Now, forget about your clothes for a minute, because that’s actually the condition of your soul. Sin seeps into your soul like red wine on white carpet. It’s not going anywhere. It soaks in deep. Sin mars your soul that was once a beautiful semblance of the image of God. But now that is tainted. Now that is ruined, done for—you have been permanently marked for the whole world to see by your own filthy wickedness, impurity, and sin. You have been stained.
When our clothes are stained beyond repair there’s really not much more to do than to throw them out. Hmm… maybe that’s what we should do to your soul. Toss it. Discard it in the incinerator. After all, it’s useless, isn’t it? It’s spotted and ruined and who would have use of it now?

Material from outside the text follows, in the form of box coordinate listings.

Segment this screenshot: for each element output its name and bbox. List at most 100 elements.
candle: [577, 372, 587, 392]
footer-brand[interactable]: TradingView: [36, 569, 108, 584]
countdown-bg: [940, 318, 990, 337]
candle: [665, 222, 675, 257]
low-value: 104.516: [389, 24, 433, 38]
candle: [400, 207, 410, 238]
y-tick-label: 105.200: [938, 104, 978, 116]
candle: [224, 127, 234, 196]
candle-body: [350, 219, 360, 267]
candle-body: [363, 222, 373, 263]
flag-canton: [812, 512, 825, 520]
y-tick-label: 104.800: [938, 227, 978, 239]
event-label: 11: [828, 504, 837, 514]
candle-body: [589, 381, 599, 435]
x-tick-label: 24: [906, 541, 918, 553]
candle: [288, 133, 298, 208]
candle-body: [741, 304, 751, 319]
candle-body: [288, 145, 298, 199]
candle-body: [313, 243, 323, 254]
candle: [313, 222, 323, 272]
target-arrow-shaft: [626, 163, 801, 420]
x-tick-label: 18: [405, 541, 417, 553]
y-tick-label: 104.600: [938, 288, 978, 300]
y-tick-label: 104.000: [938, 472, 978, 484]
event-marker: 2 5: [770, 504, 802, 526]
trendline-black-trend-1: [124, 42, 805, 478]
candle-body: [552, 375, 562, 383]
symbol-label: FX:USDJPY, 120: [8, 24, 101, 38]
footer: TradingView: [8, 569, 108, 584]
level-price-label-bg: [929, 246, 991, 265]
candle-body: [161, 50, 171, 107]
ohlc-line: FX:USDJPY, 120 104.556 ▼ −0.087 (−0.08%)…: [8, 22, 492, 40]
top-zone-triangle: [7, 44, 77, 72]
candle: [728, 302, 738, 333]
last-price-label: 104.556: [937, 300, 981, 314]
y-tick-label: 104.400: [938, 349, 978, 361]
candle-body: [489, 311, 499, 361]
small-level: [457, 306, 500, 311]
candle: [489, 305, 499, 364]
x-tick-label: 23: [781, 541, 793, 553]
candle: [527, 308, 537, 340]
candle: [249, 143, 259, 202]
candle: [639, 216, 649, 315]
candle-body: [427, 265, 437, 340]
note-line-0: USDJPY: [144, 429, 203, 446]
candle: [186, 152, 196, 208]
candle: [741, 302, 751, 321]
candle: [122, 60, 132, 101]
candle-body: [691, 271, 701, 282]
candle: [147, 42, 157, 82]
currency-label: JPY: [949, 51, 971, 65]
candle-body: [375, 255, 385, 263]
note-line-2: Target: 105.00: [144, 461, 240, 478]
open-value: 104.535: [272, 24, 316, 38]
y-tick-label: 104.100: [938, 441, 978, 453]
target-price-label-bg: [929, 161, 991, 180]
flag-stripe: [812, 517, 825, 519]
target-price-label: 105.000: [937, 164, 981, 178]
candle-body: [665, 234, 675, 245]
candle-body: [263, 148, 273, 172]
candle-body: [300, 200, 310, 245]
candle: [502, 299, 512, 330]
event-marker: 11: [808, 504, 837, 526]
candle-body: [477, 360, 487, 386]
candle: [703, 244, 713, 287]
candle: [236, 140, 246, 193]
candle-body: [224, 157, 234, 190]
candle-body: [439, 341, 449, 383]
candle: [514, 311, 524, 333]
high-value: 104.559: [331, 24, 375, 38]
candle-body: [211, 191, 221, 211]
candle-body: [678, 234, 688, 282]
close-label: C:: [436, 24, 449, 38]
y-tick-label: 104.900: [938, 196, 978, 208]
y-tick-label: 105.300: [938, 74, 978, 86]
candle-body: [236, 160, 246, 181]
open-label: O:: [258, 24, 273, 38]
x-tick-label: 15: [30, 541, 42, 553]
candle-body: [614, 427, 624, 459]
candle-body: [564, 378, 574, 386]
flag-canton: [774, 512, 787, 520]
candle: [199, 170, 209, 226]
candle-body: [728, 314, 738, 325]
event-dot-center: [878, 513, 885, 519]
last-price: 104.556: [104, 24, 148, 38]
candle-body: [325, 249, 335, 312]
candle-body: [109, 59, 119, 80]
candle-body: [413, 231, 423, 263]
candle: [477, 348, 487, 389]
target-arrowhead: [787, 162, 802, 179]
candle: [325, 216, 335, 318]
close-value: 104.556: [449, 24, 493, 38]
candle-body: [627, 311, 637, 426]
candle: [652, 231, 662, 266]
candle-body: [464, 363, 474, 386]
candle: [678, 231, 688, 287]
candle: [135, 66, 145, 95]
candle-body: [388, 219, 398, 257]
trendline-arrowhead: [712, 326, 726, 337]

Well, this is where the Gospel changes things. Because in the Gospel we are presented with a stain-removing Savior, Jesus Christ. There is hope for your blemished, tarnished soul in His hands. Perhaps you believe that to be true about some sins. Some sins are easy to get out, you think. They’re not all that bad, you tell yourself. All you need is a little prayer. But then there are other sins that you can’t even bare to think on. Past sins that have damaged you so harshly, torn into you so thickly, stained you so deeply that you have convinced yourself there is no chance of cleanliness. But that’s not the message of the Gospel, my friends. For this is what Jesus tells you: “Though your sins are like scarlet, they shall be white as snow; though they are red like crimson, they shall become like wool” (Isaiah 1:18).
Your Savior has done this for you. He has gotten His hands dirty to make your soul clean. He made himself filthy that you might be spotless once again. His robes for mine—the glorious exchange! Dear brother and sister, this is news you need to hear today: you are clean in Christ. “He the bonds of sin has severed by His death upon the tree. Our transgressions not remembered: cast into the deepest sea. Thought of never; gone forever—foulness turned to purity.”